The video discusses a significant milestone in AI development: GPT-5, using Poetic’s system, has surpassed human-level performance on the ARC AGI 2 benchmark. This benchmark is designed to test abstract reasoning, generalization, pattern discovery, and compositional reasoning—skills that go beyond memorized knowledge or dataset familiarity. Traditionally, large language models (LLMs) have struggled to exceed the average human score of about 60% on this test, but Poetic’s version of GPT-5 achieved around 75%, marking a notable leap in AI capabilities.

A key concept explored in the video is “unhobbling,” which refers to removing artificial limitations from AI models to unlock their full potential. The idea, highlighted in a 2024 paper by Leopold Aschenbrenner, is that many AI models are held back by constraints in how they process and solve problems. For example, earlier LLMs would answer complex questions in a single step, whereas humans typically work through problems methodically. Techniques like chain-of-thought prompting and system-level scaffolding have allowed models to reason more like humans, leading to substantial performance improvements.

Poetic’s approach involves adding a “manager” layer on top of the base LLM. This manager decides which model to use, how to break problems into steps, when to write code, and when to stop if a solution is good enough. This system-level intelligence enables more efficient and reliable problem-solving, avoiding the wastefulness of single-shot answers from large models. The video emphasizes that these gains are not just about bigger models, but about smarter systems that orchestrate the reasoning process.

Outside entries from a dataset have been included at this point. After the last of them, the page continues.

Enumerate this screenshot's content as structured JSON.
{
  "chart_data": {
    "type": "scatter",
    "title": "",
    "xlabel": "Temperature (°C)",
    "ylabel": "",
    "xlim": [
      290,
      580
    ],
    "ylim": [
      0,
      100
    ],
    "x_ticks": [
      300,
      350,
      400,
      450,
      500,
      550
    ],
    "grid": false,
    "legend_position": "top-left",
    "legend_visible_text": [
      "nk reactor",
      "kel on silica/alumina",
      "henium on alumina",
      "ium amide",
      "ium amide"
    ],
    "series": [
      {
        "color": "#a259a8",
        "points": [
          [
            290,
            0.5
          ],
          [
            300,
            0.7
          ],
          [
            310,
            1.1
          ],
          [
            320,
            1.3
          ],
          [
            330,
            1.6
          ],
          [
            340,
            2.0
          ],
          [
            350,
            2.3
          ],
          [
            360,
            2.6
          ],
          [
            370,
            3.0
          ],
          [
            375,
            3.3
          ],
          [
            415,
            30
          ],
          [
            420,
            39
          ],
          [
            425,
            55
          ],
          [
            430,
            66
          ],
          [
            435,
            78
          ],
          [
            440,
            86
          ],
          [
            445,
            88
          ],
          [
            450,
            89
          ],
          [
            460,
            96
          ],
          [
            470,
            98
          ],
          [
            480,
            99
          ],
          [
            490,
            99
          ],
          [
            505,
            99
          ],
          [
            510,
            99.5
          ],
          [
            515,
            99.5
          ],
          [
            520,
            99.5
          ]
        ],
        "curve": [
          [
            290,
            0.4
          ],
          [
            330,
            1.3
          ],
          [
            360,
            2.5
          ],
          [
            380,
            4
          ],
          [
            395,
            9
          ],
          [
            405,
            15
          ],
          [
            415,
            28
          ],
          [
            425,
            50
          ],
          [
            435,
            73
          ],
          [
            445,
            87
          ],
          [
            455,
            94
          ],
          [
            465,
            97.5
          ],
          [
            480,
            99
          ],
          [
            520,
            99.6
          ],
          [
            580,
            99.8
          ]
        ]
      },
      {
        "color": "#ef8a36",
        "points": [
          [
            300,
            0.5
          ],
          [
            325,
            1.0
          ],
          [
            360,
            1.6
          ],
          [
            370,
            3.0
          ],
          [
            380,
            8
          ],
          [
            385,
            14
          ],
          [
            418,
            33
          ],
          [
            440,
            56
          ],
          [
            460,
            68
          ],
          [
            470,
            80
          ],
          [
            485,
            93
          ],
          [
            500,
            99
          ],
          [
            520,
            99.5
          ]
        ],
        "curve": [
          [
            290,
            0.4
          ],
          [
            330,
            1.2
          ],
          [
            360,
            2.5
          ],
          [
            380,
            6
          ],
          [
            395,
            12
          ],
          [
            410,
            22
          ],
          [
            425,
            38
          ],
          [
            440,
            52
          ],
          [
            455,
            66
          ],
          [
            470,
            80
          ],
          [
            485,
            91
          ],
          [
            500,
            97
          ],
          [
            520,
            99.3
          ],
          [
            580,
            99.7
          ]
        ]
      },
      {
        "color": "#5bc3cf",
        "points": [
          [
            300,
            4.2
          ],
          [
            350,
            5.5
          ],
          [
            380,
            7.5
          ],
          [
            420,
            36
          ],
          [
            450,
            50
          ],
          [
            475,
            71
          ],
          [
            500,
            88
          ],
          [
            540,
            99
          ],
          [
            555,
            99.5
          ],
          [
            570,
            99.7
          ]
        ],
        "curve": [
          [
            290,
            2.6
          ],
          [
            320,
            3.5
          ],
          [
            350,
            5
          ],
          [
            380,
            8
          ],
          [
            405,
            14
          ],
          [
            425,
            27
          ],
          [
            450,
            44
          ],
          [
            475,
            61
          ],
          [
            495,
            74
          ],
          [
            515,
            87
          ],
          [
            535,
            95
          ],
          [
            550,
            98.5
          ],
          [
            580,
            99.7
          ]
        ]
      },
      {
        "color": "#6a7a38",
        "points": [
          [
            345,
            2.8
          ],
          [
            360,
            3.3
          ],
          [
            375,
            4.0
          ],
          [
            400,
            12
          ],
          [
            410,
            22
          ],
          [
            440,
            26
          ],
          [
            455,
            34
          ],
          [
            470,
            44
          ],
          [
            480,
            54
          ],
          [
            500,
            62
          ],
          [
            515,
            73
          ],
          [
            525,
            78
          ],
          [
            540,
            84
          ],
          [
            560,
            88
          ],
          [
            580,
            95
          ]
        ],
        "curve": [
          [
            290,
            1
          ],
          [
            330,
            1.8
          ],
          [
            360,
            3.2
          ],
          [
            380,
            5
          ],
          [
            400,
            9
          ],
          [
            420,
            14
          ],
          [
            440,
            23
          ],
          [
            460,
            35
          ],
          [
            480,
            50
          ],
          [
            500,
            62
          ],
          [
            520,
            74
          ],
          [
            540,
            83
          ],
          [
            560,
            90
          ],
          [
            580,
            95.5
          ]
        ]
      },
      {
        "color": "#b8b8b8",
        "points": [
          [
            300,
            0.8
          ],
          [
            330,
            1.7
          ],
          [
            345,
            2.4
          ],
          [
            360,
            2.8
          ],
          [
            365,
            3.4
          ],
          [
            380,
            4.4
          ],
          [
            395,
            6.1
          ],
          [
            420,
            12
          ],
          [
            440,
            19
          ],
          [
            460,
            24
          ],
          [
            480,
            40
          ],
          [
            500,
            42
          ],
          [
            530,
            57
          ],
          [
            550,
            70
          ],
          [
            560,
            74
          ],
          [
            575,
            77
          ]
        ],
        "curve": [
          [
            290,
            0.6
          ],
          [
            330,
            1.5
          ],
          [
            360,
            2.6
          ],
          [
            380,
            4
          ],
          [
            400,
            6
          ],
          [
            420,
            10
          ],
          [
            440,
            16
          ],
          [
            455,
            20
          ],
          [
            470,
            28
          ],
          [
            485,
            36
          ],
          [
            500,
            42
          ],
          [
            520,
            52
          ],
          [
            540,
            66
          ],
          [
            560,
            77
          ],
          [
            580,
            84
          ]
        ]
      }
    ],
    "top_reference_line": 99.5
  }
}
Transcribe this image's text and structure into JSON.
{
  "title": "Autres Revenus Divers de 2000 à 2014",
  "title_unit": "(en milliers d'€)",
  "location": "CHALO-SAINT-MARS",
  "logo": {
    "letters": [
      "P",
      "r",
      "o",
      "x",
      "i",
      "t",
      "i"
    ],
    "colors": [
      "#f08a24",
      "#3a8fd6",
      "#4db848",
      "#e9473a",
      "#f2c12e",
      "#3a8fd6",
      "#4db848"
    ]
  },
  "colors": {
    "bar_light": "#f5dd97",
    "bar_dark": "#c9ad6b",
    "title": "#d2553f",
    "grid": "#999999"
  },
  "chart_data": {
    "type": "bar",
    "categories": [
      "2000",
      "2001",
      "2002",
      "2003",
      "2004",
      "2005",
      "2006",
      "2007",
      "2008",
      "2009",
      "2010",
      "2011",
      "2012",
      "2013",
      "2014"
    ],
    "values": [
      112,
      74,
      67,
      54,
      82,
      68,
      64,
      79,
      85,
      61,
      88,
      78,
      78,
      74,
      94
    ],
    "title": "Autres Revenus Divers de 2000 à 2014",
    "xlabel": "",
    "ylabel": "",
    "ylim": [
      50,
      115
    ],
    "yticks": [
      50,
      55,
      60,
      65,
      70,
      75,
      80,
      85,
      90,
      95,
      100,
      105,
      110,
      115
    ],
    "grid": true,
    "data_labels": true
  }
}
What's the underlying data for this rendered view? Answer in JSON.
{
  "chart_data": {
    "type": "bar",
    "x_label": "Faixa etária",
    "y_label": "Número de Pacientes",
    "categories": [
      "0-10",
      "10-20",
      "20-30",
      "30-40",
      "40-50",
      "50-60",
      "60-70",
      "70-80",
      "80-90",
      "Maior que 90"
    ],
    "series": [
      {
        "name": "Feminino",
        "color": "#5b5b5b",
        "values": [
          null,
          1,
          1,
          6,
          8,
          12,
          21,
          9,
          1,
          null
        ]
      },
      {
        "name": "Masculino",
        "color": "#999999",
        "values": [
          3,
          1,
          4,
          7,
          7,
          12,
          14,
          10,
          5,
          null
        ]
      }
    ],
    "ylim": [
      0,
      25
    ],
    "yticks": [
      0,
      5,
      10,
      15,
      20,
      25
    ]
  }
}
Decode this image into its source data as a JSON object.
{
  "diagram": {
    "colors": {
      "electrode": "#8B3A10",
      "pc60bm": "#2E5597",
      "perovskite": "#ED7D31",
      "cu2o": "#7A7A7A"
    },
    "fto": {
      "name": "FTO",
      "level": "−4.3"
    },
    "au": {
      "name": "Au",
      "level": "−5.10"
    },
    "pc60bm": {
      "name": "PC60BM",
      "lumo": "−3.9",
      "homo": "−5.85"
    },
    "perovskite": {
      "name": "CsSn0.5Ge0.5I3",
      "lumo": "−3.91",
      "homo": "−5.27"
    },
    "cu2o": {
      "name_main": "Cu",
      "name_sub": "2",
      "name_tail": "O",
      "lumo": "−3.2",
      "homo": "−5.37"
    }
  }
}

The creator of the ARC AGI benchmark, François Chollet, is quoted to clarify that passing ARC AGI 2 does not mean we have achieved true artificial general intelligence (AGI). The benchmark is a minimal test of fluid intelligence, requiring models to reason through novel problems rather than relying on memorized patterns. While current AI systems can now match or exceed average human performance on these tests, they still lack the ability to autonomously explore, model, and adapt to entirely new environments—capabilities that future benchmarks like ARC AGI 3 and beyond will aim to test.

In conclusion, the video highlights that AI progress is accelerating faster than many realize, largely due to “unhobbling” strategies that unlock latent capabilities in existing models. While reaching human-level performance on ARC AGI 2 is impressive, true AGI will require further advances in autonomous reasoning and adaptability. The field is rapidly evolving, and future benchmarks will continue to push the boundaries of what AI systems can achieve.